I ran into this question when trying to compute the Atkin-Lehner pseudo-eigenvalue of newforms. Let $k \geq 2$, let $\omega$ be a Dirichlet character modulo $N$ and let $f \in S_k(N,\omega)$ be a newform. We use $\pi_f$ to denote the corresponding representation of $\text{GL}_2(\mathbb{A}_\mathbb{Q})$, and we have $\pi_f = \prod_v \pi_{f,v}$. Then there should be a function $\epsilon(\pi, s)$ such that
$L(\pi, s) = \epsilon(\pi,s)L(\pi^{\vee}, 1-s)$. (1)
Further, fix an additive character $\psi$ of $\mathbb{A}$, then we have the decomposition
$\epsilon(\pi,s) = \prod_v \epsilon(\pi_v,s,\psi_v)$. (2)
Now I am aware of two set of conventions of the local epsilon factors, one from Gelbart and the other from Bushnell-Henniart, but I wasn't able to use them to compute $\epsilon$, and their definitions are different.
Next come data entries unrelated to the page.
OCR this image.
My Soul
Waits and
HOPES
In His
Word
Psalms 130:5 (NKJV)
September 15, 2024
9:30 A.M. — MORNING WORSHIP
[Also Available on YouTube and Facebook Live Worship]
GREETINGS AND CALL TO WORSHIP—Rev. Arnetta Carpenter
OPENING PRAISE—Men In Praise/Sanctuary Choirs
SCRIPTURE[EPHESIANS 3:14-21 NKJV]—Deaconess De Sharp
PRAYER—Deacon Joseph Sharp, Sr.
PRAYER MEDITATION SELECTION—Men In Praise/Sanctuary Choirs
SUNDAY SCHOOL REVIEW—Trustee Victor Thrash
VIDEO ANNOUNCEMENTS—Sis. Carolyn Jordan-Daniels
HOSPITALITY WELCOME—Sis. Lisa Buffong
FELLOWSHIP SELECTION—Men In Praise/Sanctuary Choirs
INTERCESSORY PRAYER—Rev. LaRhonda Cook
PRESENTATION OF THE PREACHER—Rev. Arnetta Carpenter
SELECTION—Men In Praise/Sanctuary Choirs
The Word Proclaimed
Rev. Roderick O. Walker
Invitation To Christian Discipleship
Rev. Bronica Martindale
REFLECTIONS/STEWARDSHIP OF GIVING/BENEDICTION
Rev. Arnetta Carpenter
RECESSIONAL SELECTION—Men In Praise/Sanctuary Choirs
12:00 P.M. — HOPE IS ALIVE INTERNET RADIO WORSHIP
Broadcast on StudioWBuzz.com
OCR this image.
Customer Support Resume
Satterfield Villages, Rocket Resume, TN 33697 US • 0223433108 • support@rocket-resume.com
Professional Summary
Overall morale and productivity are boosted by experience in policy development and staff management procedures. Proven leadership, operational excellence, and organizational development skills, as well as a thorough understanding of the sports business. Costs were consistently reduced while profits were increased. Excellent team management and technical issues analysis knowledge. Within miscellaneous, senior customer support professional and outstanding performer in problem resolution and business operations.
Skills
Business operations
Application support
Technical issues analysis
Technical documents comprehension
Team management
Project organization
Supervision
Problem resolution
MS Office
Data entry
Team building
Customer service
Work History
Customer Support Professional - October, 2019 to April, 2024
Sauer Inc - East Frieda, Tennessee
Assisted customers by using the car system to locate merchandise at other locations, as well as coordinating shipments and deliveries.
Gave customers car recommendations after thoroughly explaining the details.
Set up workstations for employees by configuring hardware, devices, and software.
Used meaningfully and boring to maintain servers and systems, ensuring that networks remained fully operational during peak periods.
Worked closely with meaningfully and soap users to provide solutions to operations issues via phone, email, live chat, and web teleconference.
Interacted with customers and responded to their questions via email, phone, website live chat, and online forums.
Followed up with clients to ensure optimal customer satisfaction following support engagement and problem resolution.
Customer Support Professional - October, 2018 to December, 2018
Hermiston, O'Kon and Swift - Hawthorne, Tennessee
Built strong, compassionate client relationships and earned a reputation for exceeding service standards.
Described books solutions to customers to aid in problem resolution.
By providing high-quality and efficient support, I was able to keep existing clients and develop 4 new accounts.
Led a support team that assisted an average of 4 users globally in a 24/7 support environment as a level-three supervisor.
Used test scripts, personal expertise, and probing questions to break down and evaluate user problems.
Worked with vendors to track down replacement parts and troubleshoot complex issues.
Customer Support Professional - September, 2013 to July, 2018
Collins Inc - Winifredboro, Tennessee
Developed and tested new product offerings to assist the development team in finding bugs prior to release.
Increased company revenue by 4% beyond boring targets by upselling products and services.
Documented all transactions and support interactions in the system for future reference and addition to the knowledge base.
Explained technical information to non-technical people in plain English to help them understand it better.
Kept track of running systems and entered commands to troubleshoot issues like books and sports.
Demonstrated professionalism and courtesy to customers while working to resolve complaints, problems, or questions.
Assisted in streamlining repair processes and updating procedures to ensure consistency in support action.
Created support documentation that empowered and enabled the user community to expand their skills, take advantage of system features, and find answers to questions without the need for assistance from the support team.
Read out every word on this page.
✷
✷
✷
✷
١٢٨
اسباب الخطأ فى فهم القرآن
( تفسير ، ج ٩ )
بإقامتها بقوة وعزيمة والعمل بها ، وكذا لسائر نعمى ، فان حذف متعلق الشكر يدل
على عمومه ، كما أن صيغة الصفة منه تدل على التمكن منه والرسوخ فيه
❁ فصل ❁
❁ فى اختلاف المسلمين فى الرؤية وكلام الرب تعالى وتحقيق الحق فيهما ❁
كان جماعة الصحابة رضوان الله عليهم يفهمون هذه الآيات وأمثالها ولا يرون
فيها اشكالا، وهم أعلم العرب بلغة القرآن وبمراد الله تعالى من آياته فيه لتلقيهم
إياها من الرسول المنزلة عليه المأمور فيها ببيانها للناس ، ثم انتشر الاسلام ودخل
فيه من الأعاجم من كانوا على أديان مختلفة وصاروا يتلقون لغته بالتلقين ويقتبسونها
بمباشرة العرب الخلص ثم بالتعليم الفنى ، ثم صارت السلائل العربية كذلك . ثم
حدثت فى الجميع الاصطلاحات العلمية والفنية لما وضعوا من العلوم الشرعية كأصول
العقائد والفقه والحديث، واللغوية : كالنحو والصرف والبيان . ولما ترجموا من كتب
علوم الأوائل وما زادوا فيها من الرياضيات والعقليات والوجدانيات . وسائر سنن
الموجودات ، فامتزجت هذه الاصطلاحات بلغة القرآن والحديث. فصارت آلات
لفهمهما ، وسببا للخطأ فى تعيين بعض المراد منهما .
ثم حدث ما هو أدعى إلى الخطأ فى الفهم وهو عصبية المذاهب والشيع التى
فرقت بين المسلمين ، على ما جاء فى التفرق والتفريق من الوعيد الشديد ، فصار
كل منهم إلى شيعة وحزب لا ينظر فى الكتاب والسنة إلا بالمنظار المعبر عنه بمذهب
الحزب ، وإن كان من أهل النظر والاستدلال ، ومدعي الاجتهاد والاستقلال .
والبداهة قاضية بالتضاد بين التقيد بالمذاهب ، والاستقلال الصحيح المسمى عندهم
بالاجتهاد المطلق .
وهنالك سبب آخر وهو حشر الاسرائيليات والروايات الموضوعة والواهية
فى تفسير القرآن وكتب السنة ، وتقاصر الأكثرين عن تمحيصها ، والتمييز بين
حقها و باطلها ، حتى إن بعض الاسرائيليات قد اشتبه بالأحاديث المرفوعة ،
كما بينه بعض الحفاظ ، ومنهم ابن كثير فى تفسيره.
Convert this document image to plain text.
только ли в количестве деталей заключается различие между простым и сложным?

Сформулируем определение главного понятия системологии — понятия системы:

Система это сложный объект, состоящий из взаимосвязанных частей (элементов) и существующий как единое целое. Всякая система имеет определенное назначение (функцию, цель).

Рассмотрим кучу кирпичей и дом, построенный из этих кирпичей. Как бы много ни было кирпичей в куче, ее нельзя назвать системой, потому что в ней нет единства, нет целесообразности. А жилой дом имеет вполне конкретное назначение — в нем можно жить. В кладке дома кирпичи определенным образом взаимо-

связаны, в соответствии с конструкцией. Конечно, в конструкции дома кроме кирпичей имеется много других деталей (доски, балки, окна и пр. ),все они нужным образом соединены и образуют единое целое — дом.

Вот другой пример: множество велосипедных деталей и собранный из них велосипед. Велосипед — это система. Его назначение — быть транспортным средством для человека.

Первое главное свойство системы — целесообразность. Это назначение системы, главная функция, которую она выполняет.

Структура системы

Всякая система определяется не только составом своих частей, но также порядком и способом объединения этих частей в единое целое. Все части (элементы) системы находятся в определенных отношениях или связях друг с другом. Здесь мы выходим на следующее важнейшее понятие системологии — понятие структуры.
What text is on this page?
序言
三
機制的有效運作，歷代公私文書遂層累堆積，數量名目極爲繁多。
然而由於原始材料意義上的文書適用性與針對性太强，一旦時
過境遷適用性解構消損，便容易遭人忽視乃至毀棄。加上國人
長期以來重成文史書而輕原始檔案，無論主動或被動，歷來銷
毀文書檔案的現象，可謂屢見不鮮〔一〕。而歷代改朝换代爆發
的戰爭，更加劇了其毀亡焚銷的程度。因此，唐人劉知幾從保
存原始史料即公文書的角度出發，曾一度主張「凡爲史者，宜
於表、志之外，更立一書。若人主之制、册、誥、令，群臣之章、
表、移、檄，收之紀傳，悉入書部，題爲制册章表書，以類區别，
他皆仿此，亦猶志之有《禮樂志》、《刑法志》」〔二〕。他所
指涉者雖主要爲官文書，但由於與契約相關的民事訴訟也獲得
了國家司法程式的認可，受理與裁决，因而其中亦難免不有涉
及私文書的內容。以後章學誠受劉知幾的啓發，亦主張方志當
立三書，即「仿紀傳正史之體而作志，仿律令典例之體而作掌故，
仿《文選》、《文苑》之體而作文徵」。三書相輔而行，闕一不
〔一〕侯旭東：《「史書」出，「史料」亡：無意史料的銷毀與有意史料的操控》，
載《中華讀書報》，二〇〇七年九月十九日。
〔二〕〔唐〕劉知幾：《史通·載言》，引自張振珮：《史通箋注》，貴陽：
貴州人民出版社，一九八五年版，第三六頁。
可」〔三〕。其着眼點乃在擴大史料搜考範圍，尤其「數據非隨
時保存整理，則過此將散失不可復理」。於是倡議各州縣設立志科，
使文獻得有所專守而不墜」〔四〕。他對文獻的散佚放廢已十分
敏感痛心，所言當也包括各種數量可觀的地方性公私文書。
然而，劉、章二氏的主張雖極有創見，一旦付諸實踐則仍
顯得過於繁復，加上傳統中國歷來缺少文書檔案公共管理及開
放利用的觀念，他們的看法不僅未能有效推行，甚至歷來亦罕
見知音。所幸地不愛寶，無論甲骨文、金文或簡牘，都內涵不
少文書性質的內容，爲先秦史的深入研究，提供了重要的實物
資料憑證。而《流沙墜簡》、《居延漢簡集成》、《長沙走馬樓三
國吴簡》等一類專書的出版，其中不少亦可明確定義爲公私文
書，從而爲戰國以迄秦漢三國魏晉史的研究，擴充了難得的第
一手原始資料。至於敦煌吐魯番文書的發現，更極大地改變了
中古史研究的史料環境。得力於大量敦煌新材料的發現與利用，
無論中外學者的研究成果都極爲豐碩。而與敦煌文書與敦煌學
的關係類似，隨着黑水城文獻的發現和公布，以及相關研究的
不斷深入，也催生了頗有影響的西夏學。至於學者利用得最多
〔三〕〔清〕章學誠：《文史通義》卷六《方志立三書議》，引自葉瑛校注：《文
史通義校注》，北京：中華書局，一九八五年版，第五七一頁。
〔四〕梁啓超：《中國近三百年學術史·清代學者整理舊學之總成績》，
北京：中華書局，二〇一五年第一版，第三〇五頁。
I'll explain what I tried:
1.I started from GL(1). If $\chi$ is an unramified character of $(\mathbb{Q}_p)^{\times}$, then Gelbart defined $\epsilon(\chi,s) = 1$, where as [BH] defines $\epsilon(\chi,s) = p^{1/2-s}\chi(p)^{-1}$. When $p \nmid N$, the local representation $\pi_{f,p}$ is unramified principal series and the first definition would yield $\epsilon(\pi_p) = 1$ and second one would yield $\epsilon_p = \omega(p)$. This makes me confused about the [BH] definition, since there will be infinitely many $p$ with $\epsilon_p \neq 1$, so I don't know how to make sense of the infinite product over all primes. Also it seems to me that [BH] did not treat the case $v = \infty$.
- I was not able to find the formula for the local constants in Gelbart when the local represenation is special or supercuspidal.
Overall, I'm asking for a definition of these epsilon constants that would make (1) and (2) hold. I've already spent several hours online looking for references without success, so I'd much appreciate experts' help and guidance!